Un scénario bien ficelé, une musique entêtante, une ville-carrefour servant magnifiquement de décor vivant à un moment-clé de l’Histoire et surtout une mise en scène géniale : voilà en résumé les raisons du succès du troisième homme.
En fait, c’est principalement sur des aspects techniques que repose l’intérêt du film. Grâce à ses plans cassés où les lignes s’allongent et créent une esthétique aussi bizarre que confuse, à ses prises nocturnes des ruelles sombres au pavé reluisant (volontairement arrosé pour donner cet effet), à son excellent travail photographique sur le clair-obscur et enfin grâce à cette haletante et oppressante course-poursuite finale dans les égouts de la ville, Carol Reed se démarque du lot commun des films noirs.

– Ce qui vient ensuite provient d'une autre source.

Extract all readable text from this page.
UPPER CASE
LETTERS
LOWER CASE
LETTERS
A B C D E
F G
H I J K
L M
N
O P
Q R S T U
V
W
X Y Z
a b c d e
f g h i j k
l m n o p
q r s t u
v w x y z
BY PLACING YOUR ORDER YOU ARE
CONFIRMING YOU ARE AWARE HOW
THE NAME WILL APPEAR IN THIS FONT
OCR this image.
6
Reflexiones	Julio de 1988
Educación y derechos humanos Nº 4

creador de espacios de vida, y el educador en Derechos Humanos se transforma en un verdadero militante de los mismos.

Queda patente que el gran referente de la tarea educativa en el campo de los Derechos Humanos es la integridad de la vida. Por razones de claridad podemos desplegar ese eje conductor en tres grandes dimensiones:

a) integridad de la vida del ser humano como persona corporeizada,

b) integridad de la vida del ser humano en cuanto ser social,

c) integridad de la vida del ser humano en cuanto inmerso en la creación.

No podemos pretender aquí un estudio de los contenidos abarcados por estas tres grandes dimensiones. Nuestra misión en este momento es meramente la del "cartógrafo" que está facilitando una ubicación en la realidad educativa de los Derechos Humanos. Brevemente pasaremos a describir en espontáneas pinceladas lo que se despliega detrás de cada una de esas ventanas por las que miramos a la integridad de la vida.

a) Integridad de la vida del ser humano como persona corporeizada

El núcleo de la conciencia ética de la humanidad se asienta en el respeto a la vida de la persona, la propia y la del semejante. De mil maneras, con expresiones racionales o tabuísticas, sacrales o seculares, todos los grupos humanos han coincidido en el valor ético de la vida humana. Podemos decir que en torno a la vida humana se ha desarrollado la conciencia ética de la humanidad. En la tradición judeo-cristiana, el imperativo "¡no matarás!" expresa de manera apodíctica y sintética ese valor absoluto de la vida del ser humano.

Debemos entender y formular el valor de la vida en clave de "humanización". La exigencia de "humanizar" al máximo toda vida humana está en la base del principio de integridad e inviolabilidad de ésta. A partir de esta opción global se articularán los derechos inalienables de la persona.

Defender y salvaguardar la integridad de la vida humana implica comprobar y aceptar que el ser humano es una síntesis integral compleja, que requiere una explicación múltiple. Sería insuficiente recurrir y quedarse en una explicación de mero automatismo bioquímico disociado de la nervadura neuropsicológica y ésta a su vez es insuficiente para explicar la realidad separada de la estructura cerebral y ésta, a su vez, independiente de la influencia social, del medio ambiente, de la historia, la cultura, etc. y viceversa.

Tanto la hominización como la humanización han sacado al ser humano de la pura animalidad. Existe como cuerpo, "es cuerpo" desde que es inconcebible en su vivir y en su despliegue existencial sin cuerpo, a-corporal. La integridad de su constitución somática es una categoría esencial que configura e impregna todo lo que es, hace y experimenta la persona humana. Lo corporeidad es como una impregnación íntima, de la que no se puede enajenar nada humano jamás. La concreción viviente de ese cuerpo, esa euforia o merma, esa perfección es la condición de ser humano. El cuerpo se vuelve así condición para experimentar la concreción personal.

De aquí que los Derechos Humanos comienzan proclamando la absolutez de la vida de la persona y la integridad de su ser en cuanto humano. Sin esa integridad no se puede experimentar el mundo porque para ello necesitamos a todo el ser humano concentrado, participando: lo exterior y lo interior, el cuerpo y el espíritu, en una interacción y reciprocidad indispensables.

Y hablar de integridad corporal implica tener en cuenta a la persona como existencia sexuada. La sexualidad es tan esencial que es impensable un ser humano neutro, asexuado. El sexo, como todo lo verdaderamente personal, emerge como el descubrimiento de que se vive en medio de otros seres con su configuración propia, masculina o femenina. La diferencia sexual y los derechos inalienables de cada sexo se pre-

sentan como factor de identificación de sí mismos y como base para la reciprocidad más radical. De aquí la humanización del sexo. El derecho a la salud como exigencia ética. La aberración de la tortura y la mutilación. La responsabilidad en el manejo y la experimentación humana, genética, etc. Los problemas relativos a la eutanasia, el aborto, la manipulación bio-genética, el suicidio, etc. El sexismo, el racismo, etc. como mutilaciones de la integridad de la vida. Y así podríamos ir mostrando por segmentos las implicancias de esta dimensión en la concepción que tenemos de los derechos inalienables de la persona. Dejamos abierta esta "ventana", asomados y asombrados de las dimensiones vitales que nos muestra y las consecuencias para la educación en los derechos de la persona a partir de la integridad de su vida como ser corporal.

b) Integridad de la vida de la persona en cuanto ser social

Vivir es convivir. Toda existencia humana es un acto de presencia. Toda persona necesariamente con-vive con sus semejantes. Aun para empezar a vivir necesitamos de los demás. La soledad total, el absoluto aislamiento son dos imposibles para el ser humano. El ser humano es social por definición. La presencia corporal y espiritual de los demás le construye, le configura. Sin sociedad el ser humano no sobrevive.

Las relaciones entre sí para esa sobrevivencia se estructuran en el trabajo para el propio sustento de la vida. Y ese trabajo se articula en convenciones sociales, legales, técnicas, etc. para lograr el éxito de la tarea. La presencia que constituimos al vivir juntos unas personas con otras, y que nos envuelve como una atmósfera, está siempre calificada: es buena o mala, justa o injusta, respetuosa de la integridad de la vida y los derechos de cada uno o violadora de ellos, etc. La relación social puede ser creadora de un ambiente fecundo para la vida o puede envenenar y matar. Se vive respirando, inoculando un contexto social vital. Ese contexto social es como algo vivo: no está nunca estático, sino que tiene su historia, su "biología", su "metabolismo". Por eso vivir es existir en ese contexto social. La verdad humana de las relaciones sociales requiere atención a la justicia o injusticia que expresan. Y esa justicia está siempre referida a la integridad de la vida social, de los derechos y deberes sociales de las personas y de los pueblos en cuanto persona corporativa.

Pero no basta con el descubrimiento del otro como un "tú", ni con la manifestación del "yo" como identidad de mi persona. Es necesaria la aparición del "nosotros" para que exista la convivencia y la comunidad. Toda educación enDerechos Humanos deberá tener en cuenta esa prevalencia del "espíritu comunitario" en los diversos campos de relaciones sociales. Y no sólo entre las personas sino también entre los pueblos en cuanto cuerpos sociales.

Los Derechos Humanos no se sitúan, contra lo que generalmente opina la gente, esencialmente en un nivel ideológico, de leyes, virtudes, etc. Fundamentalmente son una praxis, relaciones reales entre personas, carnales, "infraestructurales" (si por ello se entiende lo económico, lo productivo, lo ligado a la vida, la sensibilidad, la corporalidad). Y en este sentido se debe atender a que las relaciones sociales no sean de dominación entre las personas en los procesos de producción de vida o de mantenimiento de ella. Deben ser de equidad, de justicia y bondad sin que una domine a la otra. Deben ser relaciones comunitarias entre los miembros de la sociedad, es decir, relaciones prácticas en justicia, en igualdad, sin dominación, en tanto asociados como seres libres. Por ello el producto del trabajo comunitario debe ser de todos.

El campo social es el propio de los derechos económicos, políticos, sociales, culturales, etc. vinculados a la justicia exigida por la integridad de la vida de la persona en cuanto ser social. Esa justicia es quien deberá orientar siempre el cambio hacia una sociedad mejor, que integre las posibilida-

Pour le reste, bien que l’écriture ne flanche jamais et que le suspens demeure intact, cela demeure assez superficiel – ce que d’ailleurs n’a jamais nié le scénariste et romancier G. Greene dont le but n’a toujours été que de réaliser « un divertissement relativement léger » (selon Catherine Horel) propre au genre « which in England we call a thriller ». Car, en tant qu’ancien espion vraisemblablement appelé « le troisième homme », on attendait de sa part une intrigue plus profonde et retorse parmi les rouages de l’investigation, une lecture plus politique dans cette Vienne carrefour des nations où se nouent des enjeux diplomatiques et géo-politiques cruciaux. Or, rien de tout cela : au contraire, une Vienne de carte postale, avec sa cithare sympathique de terrasse de café, son café Mozart, sa grande roue, son hôtel Sacher.
Un beau film donc, à l’esthétique moderne, mais au demeurant superficiel, sans ambiance particulière ni plongée authentique dans un milieu, à l’inverse de Night and the City, autre film noir et urbain, beaucoup plus captivant.